Trust Is Something For Other People

They were a carload of Shotgun Bitches. They were mean-tough-talking girls with switchblade personalities and dicey aspirations. Big girls, with big breasts, and big guns. Big girls who didn’t smile much, but talked a lot.

I tried to be cool, to be friendly, to be attractive, but I’d spent my day smoking pot and eating cupcakes. They took one look at me and had me dodging axes before I squeeze out a compliment about the artistic arrangements of enemy skulls that they had on the roof of their van. 

I winced away from them. Everything felt like a bad bit of candy, caught in my teeth. Sand between my toes. I just wanted to get outside and find some hot piece of trash to make love to in the shelter of the garbage heaps. I just wanted somebody to finish me off with a bullet to the back of my head.

My friends all laughed, but that was before the flame-throwers came out. Then nobody laughed again for a while, though I limped off home without much else to say.

I Forgot To Make It All

I think I’m kinda mad.

But I don’t think it’s about anything.

It’s just like, a fact of nature.

Like rain, or sunshine.

It’s just happening. I’m just here with it. I’m here in a room with my anger, a room that’s strangely sized and shaped exactly like my head, and we’ve each got a knife and there’s one slice of pizza in the the centre of the room and everybody knows that we’ve always hated each other, and somewhere, watching over everything, is this asshole known only as My Ego, judging every single fucking moment to see how many bits of spare change I’m worth, to judge how much I’m worthless, just an empty balloon for a head all full of meaningless rage and the magical ability granted by god to stare at the wall until somethingness just sort of is something, whatever that’s supposed to mean.

Whatever anything’s supposed to mean,

when you look at me like that. 

I’m Never Sure If I Should Talk This Way To You

I make mistakes and they just kind of happen. Personal mistakes, grammatical mistakes, spelling mistakes… Just little slips of the tongue and pen. Little bits of linguistic messiness. 

Sometimes that shit just slides, and other times it does not. Sometimes somebody brings something to your attention, and you’re not like “thanks!” you’re more like “why the fuck is that the only thing that caught your attention? It’s like you’re trying to bring me down.”

Whatever. My mouth feels warm and full of little living organisms, single-celled monsters breeding and battling across my tongue. Little white soldiers on the pink battlefield. 

There are some circumstances under which I am better at receiving criticism.

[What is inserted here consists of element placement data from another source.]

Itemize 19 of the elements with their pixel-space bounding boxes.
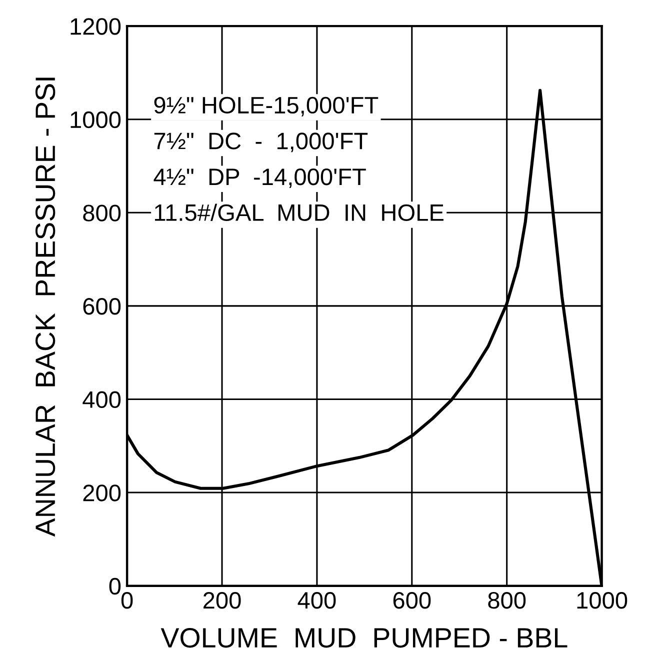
- x-tick-label: 800: [488, 592, 526, 609]
- x-axis-title: VOLUME MUD PUMPED - BBL: [160, 628, 568, 648]
- annotation: 4½" DP -14,000'FT: [154, 168, 366, 188]
- y-tick-label: 200: [83, 484, 121, 502]
- x-tick-label: 400: [298, 592, 336, 609]
- y-tick-label: 1000: [70, 111, 121, 128]
- annotation: 11.5#/GAL MUD IN HOLE: [154, 204, 444, 222]
- annotation: 9½" HOLE-15,000'FT: [154, 96, 378, 116]
- y-tick-label: 1200: [70, 18, 121, 35]
- x-tick-label: 200: [204, 592, 241, 609]
- y-tick-label: 0: [109, 578, 121, 595]
- x-tick-label: 0: [121, 592, 133, 609]
- y-axis-title: ANNULAR BACK PRESSURE - PSI: [35, 78, 56, 537]
- y-tick-label: 600: [83, 298, 121, 315]
- annotation: 7½" DC - 1,000'FT: [154, 132, 368, 152]
- y-tick-label: 400: [82, 391, 121, 408]
- x-tick-label: 600: [393, 592, 431, 609]
- y-tick-label: 800: [83, 204, 121, 222]
- x-tick-label: 1000: [577, 592, 628, 609]
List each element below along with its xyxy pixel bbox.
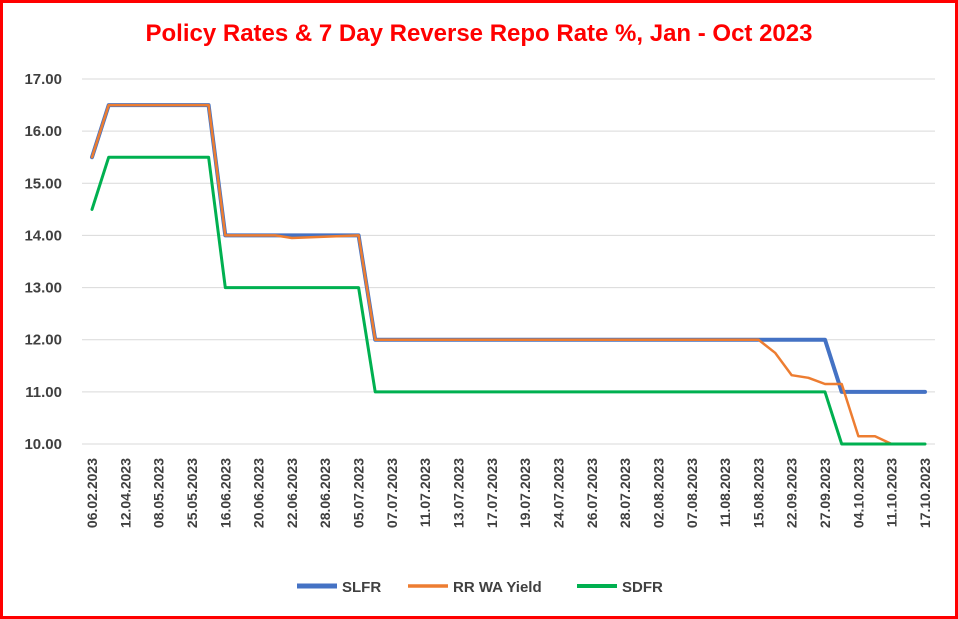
x-tick-label: 27.09.2023 xyxy=(817,458,833,528)
x-tick-label: 07.07.2023 xyxy=(384,458,400,528)
x-tick-label: 12.04.2023 xyxy=(117,458,133,528)
x-tick-label: 17.07.2023 xyxy=(484,458,500,528)
x-tick-label: 04.10.2023 xyxy=(850,458,866,528)
legend: SLFR RR WA Yield SDFR xyxy=(297,579,663,596)
x-tick-label: 13.07.2023 xyxy=(451,458,467,528)
legend-label: SDFR xyxy=(622,579,663,596)
y-axis-tick-labels: 17.00 16.00 15.00 14.00 13.00 12.00 11.00 10.00 xyxy=(24,71,62,453)
legend-label: RR WA Yield xyxy=(453,579,542,596)
x-tick-label: 19.07.2023 xyxy=(517,458,533,528)
y-tick-label: 14.00 xyxy=(24,227,62,244)
gridlines xyxy=(82,78,935,445)
y-tick-label: 13.00 xyxy=(24,280,62,297)
x-tick-label: 25.05.2023 xyxy=(184,458,200,528)
y-tick-label: 17.00 xyxy=(24,71,62,88)
x-tick-label: 26.07.2023 xyxy=(584,458,600,528)
y-tick-label: 16.00 xyxy=(24,123,62,140)
x-tick-label: 16.06.2023 xyxy=(217,458,233,528)
x-tick-label: 11.07.2023 xyxy=(417,458,433,528)
series-line-rr-wa-yield xyxy=(90,103,927,446)
x-tick-label: 06.02.2023 xyxy=(84,458,100,528)
x-axis-tick-labels: 06.02.2023 12.04.2023 08.05.2023 25.05.2023… xyxy=(84,458,933,528)
x-tick-label: 22.09.2023 xyxy=(784,458,800,528)
chart-title: Policy Rates & 7 Day Reverse Repo Rate %… xyxy=(145,20,813,47)
x-tick-label: 11.10.2023 xyxy=(884,458,900,528)
x-tick-label: 20.06.2023 xyxy=(251,458,267,528)
series-line-sdfr xyxy=(90,155,927,446)
x-tick-label: 05.07.2023 xyxy=(351,458,367,528)
x-tick-label: 24.07.2023 xyxy=(550,458,566,528)
series-lines xyxy=(90,103,927,446)
x-tick-label: 02.08.2023 xyxy=(650,458,666,528)
x-tick-label: 07.08.2023 xyxy=(684,458,700,528)
legend-label: SLFR xyxy=(342,579,381,596)
y-tick-label: 10.00 xyxy=(24,436,62,453)
x-tick-label: 28.06.2023 xyxy=(317,458,333,528)
x-tick-label: 15.08.2023 xyxy=(750,458,766,528)
y-tick-label: 15.00 xyxy=(24,175,62,192)
series-line-slfr xyxy=(90,103,927,394)
x-tick-label: 22.06.2023 xyxy=(284,458,300,528)
y-tick-label: 12.00 xyxy=(24,332,62,349)
y-tick-label: 11.00 xyxy=(25,384,62,401)
x-tick-label: 28.07.2023 xyxy=(617,458,633,528)
x-tick-label: 17.10.2023 xyxy=(917,458,933,528)
x-tick-label: 11.08.2023 xyxy=(717,458,733,528)
x-tick-label: 08.05.2023 xyxy=(151,458,167,528)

There are some cases where speaking against me will just cause you to lose my ear all together. I can’t sit around all day waiting to find out what kind of a friend you are. You can either speak your piece, or we can move on.

I’m not always crazy about that part of me. “Say something wrong, and we’re done.” But, on the other hand, who wants to waste time on somebody who doesn’t appreciate it anyway? Not everybody is cut out to be your best friend, you get me? You can give and you can give and you can give to some people, and they’ll still just piss on you, out of some frustration that you won’t put them first or love them enough or stroke their ego or whatever.

I dunno. I was mad at “you” last night. “You.” “Them.” “Whoever.” I just love it when I don’t hear from somebody for weeks or months, and then I do hear from them just enough to taste the piss and bile at the back of their throats. Maybe I’m the passive-aggressive dick for taking my frustration here rather than to the person who created it, but what can I say - I’d rather bloody my hands on a punching bag, than talk to you about what a prick you can be sometimes.

Anyway. They’re still deconstructing the alley out back. You can hear the beeping of big things in reverse, and eventually, the heavy metal saw biting into pavement. The endless agony of physical violence and big rock-eating ‘bots.

I’m still deconstructing my own process. Turning my letters in and up and back on themselves. 

I’m going to stop writing, and make coffee for my girlfriend. She’s in the shower, and she’s beautiful. She has a little mohawk, and she just painted it black. She’s a little slip of sexy and dark. She’s like the sexy little anthropomorphic cartoon cat-lady I had a crush on when I was eight years old. 

Out here, everybody’s a monster. Every body is constructed from animated corpses. Every shot’s a shot to the head. Little humans on their backs like bugs, twitchy little legs pointed up towards the sunless sky. Poison in their hearts, and murder in their eyes. This is how we dance.

I dance in the nude, with little letters all stitched in a row.
Won’t you show me your little naked dance as well?